BBS-make-PROPAGATION_STATUS_DB.py

This script calls BBS/utils/makePropagationStatusDb.R which creates the PROPAGATION_STATUS_DB.txt file. This file identifies which packages and what format, e.g., source or binary, will be pushed to the website.

biocbuild@malbec1:~/public_html/BBS/3.6/bioc$ head PROPAGATION_STATUS_DB.txt
a4#source#propagate: UNNEEDED, same version is already published
a4#win.binary#propagate: UNNEEDED, same version is already published
a4#mac.binary.el-capitan#propagate: UNNEEDED, same version is already published
a4Base#source#propagate: UNNEEDED, same version is already published
BBS-report.py

This script performs stage6d:

The crontab contains essentially the same entries for the experiment data builds though they run at different times.

Propagation Pipeline

The steps discussed so far complete the Run portion of the builds. All nodes have finished building and build products have been deposited on the Linux master builder. The build report was created and posted on the website.

The second part of this process is called the "propagation pipe" and involves moving build products from the master builder to the website. The products are the package tarballs and binaries that will become available via BiocManager::install() as well as information used to build the landing pages. These steps are performed by the biocpush user and involve the master builder only.

Looking at biocpush's crontab, we see:

35 14 * * * cd /home/biocpush/propagation/3.6 && (./updateReposPkgs-bioc.sh && ./prepareRepos-bioc.sh && ./pushRepos-bioc.sh) >>/home/biocpush/cron.log/3.6/updateRepos-bioc-`date +\%Y\%m\%d`.log 2>&1

Notice the job starts at 14:35. This is hopefully enough time for the postrun.sh script (above) to have finished; otherwise we'll have to re-run some things manually.

The cron job above runs three scripts, to update, prepare, and push.

update

The update script moves the build products that can be propagated from /home/biobuild/public_html/BBS/X.Y/REPO/OUTGOING/ into /home/biocpush/PACKAGES/X.Y/REPO/ where X.Y is the version of Bioconductor and REPO is the type of package, e.g., bioc or data.

If a package has been updated, with an appropriate version bump, the older version is either moved to the 'Archive' folder (in release) or removed from the repository (in devel).

prepare

The prepare script does not move files around but just populates other parts of our internal repository which will later be moved to the web site. Most importantly this includes the package indexes (PACKAGES and PACKAGES.gz) which tell install.packages() and BiocManager::install() and friends which packages can be installed. There's also a VIEWS file which is used to build parts of our web site (especially the package landing pages).
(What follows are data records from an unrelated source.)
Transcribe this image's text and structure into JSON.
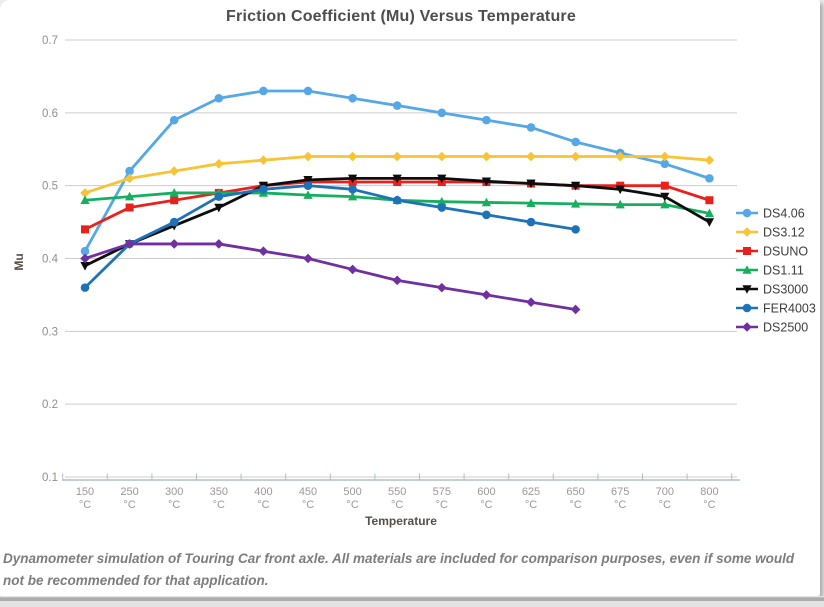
{
  "chart_data": {
    "type": "line",
    "title": "Friction Coefficient (Mu) Versus Temperature",
    "xlabel": "Temperature",
    "ylabel": "Mu",
    "ylim": [
      0.1,
      0.7
    ],
    "yticks": [
      0.7,
      0.6,
      0.5,
      0.4,
      0.3,
      0.2,
      0.1
    ],
    "grid": true,
    "legend_position": "right",
    "categories": [
      "150",
      "250",
      "300",
      "350",
      "400",
      "450",
      "500",
      "550",
      "575",
      "600",
      "625",
      "650",
      "675",
      "700",
      "800"
    ],
    "category_unit": "°C",
    "series": [
      {
        "name": "DS4.06",
        "color": "#55a8e5",
        "marker": "circle",
        "values": [
          0.41,
          0.52,
          0.59,
          0.62,
          0.63,
          0.63,
          0.62,
          0.61,
          0.6,
          0.59,
          0.58,
          0.56,
          0.545,
          0.53,
          0.51
        ]
      },
      {
        "name": "DS3.12",
        "color": "#f7c337",
        "marker": "diamond",
        "values": [
          0.49,
          0.51,
          0.52,
          0.53,
          0.535,
          0.54,
          0.54,
          0.54,
          0.54,
          0.54,
          0.54,
          0.54,
          0.54,
          0.54,
          0.535
        ]
      },
      {
        "name": "DSUNO",
        "color": "#e8211d",
        "marker": "square",
        "values": [
          0.44,
          0.47,
          0.48,
          0.49,
          0.5,
          0.505,
          0.505,
          0.505,
          0.505,
          0.505,
          0.503,
          0.5,
          0.5,
          0.5,
          0.48
        ]
      },
      {
        "name": "DS1.11",
        "color": "#16af5f",
        "marker": "triangle-up",
        "values": [
          0.48,
          0.485,
          0.49,
          0.49,
          0.49,
          0.487,
          0.485,
          0.48,
          0.478,
          0.477,
          0.476,
          0.475,
          0.474,
          0.474,
          0.462
        ]
      },
      {
        "name": "DS3000",
        "color": "#0d0d0d",
        "marker": "triangle-down",
        "values": [
          0.39,
          0.42,
          0.445,
          0.47,
          0.5,
          0.508,
          0.51,
          0.51,
          0.51,
          0.506,
          0.503,
          0.5,
          0.495,
          0.485,
          0.45
        ]
      },
      {
        "name": "FER4003",
        "color": "#1e73b8",
        "marker": "circle",
        "values": [
          0.36,
          0.42,
          0.45,
          0.485,
          0.495,
          0.5,
          0.495,
          0.48,
          0.47,
          0.46,
          0.45,
          0.44,
          null,
          null,
          null
        ]
      },
      {
        "name": "DS2500",
        "color": "#7030a0",
        "marker": "diamond",
        "values": [
          0.4,
          0.42,
          0.42,
          0.42,
          0.41,
          0.4,
          0.385,
          0.37,
          0.36,
          0.35,
          0.34,
          0.33,
          null,
          null,
          null
        ]
      }
    ]
  },
  "caption": {
    "text": "Dynamometer simulation of Touring Car front axle. All materials are included for comparison purposes, even if some would not be recommended for that application."
  },
  "colors": {
    "gridline": "#cccccc",
    "axis_line": "#aebfca",
    "tick_label": "#999999",
    "y_label": "#8f8f8f",
    "legend_text": "#3d3d3d",
    "title_text": "#4d4d4d",
    "axis_title_text": "#564f4a"
  }
}
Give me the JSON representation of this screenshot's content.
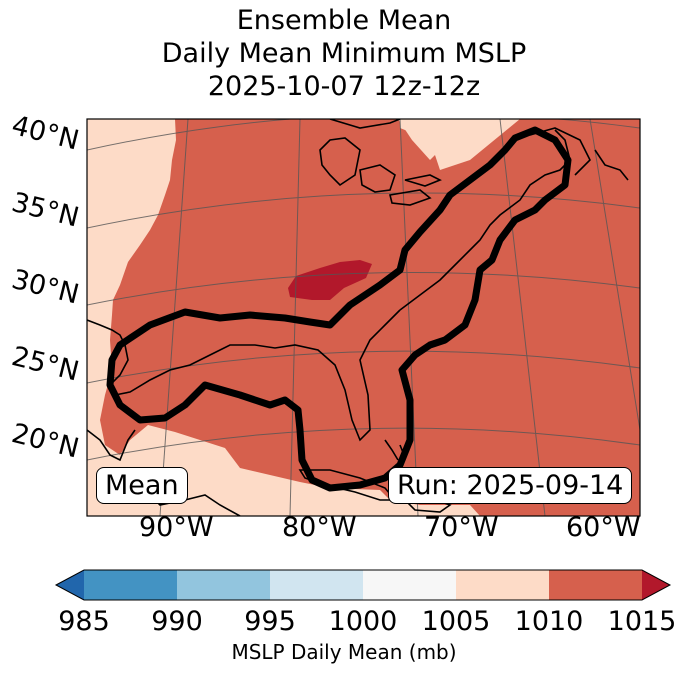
{
  "title": {
    "line1": "Ensemble Mean",
    "line2": "Daily Mean Minimum MSLP",
    "line3": "2025-10-07 12z-12z"
  },
  "lat_labels": [
    "40°N",
    "35°N",
    "30°N",
    "25°N",
    "20°N"
  ],
  "lon_labels": [
    "90°W",
    "80°W",
    "70°W",
    "60°W"
  ],
  "mean_box": "Mean",
  "run_box": "Run: 2025-09-14",
  "colorbar": {
    "ticks": [
      "985",
      "990",
      "995",
      "1000",
      "1005",
      "1010",
      "1015"
    ],
    "label": "MSLP Daily Mean (mb)",
    "colors": [
      "#2166ac",
      "#4393c3",
      "#92c5de",
      "#d1e5f0",
      "#f7f7f7",
      "#fddbc7",
      "#d6604d",
      "#b2182b"
    ]
  },
  "fill_colors": {
    "light": "#fddbc7",
    "mid": "#d6604d",
    "dark": "#b2182b"
  }
}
From each built package we also extract vignettes (built documents, source documents, and Stangled R source), READMEs, INSTALL and LICENSE files, reference manuals, and other material that we want to link to on the package landing page.

push

Finally the push script uses rsync to copy the internal repository to our web site, which is where users go when they install a package via BiocManager::install().